Antoine Jean-Gros (1771-1835) entered David’s studio in 1785 as a student; he was one of David’s best pupils, next to Jean-Auguste Dominique Ingres (1780-1867). David sent Gros to Rome during the French Revolution but the Italians denied Gros entry into the country so he traveled with Napoleon when they met in Milan by chance. Napoleon was so impressed by Gros’ work that he commissioned works of art from Gros. Gros painted large-scale paintings of Napoleon’s battles from the Napoleonic wars as well as various battle scenes from the campaigns as Napoleon’s glorious and ingenious propaganda and self-promotion. Napoleon was an excellent military strategist and general who was highly conscious of his public image so the paintings helped to control (perhaps manipulate) his public image to reinforce his political power and social position. In 1804, Napoleon crowned himself emperor, the same year this painting was commissioned and completed by Gros. Napoleon was careful to show all of his commissions at the Salons to gain maximum public and media exposure for his career.

In this scene, Napoleon and his French army have travelled to a far off land during the North African campaign. The portrayed background is of the exotic environment and landscape of the city of Jaffa, which looks to have been conquered with the placement of the French flag. Jaffa (then a city in Palestine, today in Tel-Aviv, Israel), is the city where the French army is in actuality decimated, not because of the gruesome battles but by the Bubonic plague.

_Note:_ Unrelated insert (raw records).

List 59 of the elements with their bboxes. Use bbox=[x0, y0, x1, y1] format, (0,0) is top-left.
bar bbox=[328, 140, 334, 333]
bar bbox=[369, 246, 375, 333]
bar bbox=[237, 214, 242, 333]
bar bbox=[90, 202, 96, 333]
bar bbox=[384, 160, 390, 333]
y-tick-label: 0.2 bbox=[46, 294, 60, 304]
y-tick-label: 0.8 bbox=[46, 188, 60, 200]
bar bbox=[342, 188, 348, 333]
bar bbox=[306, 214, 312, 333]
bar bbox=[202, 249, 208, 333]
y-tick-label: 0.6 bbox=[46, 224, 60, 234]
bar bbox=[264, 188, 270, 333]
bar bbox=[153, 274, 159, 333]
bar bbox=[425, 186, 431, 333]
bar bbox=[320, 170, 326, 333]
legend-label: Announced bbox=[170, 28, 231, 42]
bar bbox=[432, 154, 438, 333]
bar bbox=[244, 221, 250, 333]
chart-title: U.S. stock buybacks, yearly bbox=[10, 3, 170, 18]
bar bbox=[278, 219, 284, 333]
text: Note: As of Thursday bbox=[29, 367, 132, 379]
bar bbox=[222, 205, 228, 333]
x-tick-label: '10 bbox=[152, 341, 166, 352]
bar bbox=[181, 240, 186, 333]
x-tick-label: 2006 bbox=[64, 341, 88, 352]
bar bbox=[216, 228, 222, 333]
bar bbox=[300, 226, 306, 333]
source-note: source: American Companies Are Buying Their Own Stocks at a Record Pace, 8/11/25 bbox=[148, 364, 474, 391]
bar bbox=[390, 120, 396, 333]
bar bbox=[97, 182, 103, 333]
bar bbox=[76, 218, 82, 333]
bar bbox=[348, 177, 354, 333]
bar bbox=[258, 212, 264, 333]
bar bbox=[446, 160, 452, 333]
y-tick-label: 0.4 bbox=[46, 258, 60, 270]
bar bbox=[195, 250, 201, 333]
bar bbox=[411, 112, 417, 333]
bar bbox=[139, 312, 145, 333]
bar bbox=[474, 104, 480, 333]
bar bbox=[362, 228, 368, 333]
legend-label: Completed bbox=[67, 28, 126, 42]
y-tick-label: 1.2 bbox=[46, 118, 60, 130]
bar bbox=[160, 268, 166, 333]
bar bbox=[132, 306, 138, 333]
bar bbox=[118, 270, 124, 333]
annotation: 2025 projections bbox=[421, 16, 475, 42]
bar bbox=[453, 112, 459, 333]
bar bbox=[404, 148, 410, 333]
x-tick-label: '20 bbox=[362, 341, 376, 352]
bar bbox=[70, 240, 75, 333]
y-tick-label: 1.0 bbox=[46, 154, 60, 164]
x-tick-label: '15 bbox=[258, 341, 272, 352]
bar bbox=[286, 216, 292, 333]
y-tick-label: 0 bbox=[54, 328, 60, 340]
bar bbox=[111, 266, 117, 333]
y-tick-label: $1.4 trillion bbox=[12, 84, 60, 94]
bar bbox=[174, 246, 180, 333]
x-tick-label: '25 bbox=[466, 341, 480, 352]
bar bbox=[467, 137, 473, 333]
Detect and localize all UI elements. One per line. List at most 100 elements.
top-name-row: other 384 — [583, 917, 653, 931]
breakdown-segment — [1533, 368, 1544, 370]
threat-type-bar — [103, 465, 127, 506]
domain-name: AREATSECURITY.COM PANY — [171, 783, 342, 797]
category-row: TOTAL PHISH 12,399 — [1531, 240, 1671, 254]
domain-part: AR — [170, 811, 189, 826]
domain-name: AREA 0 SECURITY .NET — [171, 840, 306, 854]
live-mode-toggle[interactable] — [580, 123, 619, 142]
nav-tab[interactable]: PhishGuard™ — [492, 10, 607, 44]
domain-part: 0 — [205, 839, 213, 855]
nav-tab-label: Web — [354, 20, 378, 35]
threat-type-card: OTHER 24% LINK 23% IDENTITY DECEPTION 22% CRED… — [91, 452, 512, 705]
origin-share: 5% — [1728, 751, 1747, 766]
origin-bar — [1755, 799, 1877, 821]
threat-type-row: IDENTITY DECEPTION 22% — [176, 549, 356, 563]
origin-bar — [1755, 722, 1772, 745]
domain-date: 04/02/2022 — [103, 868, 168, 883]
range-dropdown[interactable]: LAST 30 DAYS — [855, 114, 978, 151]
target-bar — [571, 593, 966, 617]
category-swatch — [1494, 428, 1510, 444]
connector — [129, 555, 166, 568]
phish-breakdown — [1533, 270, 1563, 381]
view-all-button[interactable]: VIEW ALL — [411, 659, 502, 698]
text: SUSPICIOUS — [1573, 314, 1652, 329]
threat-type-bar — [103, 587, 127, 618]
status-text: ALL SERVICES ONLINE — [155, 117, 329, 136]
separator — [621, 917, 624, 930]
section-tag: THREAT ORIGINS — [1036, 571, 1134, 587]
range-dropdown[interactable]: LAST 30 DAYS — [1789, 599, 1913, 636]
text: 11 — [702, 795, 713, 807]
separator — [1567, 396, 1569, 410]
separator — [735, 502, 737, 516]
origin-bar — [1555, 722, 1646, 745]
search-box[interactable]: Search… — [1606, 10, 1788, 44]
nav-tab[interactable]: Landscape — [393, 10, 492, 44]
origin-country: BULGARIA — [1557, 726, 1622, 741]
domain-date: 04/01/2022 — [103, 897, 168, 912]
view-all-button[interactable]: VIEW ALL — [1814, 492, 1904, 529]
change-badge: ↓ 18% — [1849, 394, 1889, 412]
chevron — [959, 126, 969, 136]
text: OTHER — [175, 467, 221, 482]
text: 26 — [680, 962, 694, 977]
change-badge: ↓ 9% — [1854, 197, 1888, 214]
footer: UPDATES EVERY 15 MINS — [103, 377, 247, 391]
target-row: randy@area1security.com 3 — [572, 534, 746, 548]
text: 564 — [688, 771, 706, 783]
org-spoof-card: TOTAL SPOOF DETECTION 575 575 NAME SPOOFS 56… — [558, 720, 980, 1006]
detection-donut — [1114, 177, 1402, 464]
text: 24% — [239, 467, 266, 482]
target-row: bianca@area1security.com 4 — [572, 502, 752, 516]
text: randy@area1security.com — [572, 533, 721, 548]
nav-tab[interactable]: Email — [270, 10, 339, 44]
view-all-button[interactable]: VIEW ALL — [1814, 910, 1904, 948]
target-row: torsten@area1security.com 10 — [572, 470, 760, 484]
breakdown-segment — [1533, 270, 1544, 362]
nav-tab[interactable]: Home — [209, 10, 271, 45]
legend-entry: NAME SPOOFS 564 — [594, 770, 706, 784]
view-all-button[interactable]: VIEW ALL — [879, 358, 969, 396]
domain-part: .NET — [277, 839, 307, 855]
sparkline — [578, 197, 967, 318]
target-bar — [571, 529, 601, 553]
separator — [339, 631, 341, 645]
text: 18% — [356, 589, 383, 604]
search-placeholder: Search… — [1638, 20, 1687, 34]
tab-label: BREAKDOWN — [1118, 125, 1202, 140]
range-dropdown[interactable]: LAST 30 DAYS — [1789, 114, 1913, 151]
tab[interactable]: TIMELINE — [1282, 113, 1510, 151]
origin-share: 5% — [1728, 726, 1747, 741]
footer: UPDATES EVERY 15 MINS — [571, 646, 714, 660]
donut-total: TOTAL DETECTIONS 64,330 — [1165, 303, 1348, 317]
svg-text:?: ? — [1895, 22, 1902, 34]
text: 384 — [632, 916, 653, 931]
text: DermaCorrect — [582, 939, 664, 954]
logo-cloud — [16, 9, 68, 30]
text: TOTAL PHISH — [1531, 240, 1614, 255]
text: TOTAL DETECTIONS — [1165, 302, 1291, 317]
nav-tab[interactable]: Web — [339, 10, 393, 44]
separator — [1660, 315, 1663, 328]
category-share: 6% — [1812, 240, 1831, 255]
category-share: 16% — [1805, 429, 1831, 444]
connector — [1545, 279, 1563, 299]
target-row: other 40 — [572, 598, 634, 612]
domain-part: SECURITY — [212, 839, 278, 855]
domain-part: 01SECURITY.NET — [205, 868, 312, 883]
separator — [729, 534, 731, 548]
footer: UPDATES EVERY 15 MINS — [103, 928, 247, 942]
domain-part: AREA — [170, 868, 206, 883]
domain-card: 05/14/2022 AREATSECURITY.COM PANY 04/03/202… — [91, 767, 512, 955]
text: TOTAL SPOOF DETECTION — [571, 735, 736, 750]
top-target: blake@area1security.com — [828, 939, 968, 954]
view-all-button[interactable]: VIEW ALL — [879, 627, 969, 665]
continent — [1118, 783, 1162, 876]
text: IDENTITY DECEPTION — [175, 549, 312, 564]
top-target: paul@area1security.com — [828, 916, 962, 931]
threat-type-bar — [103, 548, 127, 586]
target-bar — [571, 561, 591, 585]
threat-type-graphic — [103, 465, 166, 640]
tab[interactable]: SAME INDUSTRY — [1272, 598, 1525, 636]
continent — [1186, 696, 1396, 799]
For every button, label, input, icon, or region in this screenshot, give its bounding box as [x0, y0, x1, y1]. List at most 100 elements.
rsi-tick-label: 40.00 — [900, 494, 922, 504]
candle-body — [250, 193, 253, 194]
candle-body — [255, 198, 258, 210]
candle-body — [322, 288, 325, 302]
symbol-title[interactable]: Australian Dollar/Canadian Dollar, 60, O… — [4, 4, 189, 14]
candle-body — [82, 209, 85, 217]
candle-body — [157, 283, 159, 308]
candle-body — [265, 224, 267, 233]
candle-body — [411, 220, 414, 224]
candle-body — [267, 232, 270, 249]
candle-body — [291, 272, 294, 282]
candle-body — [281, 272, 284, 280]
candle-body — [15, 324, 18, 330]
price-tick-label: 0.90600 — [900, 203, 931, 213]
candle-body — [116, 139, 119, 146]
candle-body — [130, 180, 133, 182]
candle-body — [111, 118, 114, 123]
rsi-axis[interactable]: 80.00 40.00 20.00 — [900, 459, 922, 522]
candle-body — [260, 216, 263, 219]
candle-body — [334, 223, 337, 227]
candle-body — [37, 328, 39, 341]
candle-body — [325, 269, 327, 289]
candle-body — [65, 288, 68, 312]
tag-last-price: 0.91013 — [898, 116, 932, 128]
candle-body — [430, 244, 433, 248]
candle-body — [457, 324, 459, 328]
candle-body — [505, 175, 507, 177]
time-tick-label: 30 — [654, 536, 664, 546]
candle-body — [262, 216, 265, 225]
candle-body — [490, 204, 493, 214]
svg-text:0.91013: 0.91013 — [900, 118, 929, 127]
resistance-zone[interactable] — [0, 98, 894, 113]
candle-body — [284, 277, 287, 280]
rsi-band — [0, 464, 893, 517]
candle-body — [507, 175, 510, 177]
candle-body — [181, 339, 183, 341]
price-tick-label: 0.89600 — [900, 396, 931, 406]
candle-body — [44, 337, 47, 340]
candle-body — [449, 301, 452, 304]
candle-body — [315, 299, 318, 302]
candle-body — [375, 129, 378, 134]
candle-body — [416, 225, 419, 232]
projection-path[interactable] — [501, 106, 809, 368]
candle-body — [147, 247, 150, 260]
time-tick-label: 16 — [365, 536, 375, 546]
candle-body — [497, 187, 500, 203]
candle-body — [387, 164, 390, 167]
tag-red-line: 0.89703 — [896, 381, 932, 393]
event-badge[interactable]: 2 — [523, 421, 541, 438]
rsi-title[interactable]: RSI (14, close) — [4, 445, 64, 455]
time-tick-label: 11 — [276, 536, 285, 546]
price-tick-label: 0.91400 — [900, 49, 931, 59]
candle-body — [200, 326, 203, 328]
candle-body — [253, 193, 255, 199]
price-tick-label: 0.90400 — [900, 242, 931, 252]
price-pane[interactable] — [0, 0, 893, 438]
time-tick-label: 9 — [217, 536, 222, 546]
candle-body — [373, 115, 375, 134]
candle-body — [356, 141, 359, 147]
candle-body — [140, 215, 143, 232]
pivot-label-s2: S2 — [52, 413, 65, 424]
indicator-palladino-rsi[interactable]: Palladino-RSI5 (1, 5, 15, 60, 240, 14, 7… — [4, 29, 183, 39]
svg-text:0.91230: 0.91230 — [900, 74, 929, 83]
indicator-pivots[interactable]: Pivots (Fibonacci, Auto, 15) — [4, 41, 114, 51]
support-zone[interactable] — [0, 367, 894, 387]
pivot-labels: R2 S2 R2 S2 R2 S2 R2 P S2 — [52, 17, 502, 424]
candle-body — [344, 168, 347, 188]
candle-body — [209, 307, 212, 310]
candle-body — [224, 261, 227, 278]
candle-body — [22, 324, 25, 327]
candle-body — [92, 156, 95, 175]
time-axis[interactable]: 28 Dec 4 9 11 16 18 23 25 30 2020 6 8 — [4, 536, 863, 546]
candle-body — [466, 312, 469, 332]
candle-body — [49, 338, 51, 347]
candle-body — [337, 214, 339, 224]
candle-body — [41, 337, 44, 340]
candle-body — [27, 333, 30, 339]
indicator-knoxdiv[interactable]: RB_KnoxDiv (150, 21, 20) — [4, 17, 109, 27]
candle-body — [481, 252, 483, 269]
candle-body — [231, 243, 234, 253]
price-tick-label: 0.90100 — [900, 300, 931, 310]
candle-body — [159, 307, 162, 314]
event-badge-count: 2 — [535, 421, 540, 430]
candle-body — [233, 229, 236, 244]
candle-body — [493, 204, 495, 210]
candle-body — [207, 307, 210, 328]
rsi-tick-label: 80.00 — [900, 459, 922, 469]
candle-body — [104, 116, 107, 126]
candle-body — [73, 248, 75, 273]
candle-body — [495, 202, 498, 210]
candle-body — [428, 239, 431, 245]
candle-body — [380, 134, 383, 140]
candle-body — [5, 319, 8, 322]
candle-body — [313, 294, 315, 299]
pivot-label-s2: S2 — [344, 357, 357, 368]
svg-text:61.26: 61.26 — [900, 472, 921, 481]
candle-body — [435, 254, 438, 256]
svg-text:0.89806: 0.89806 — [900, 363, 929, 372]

The French soldiers never imagined their triumphant campaign and war journey would lead them to die of the plague in a foreign and exotic country, far from their family and country. Those dying of the plague are placed throughout the foreground and middleground, cast in Death’s shadow. The light cast on the scene is muted and tinged yellow/green, throwing a sickly light onto the dying and exposed bodies, which further enhances their ailments and predicament. Though there are Arab attendants throughout the scene, helping and tending to the sick and dying French soldiers so selflessly with care (the true saviours), the spotlight is on Napoleon in the center of the foreground, caught in a stoic and courageous act of touching the infected wound of his soldier with his bare and exposed left hand. Figures in mid-motion surrounding Napoleon try to stop him, including the Arab man on his knees, pleading him not to touch the diseased man. Gros strategically places Napoleon’s commander behind him, who is seen holding a handkerchief to his face because of the stench of rotting flesh in the heat and the fear of contracting the plague himself. Despite Napoleon’s gesture, his intent, self-sacrifice and stoic heroism is questioned by the dynamism of infected figures placed around the edges of the painting in their moment of death. The dark hooded figure sitting in the shadow on the left is reminiscent of Rodin’s The Thinker looks directly at the viwer with piercing black eyes asking, “Why am I here? What is it that I am dying for and why? Especially so far away from home.” The death of the French army was senseless and wasted, as it was not for the unified glory of the Republic of France but for Napoleon’s ego. To further stress this, Napoleon had his own soldiers poisoned before leaving Jaffa to prevent further spread of the plague and to put them out of their misery, presumably.

The painting is impressive in size at 23 feet wide. It was commissioned to promote Napoleon’s bravery, leadership, empathy and humanitarianism, especially after the scandal that took place in Jaffa. In Romantic fashion, Napoleon in the Pesthouse at Jaffa evokes strong emotions and possibly some visceral physical side effects from studying the sickly green cast of light and shadow, the greener pallor of the dying bodies, and the overall dark and miserable mood of the subject matter and composition.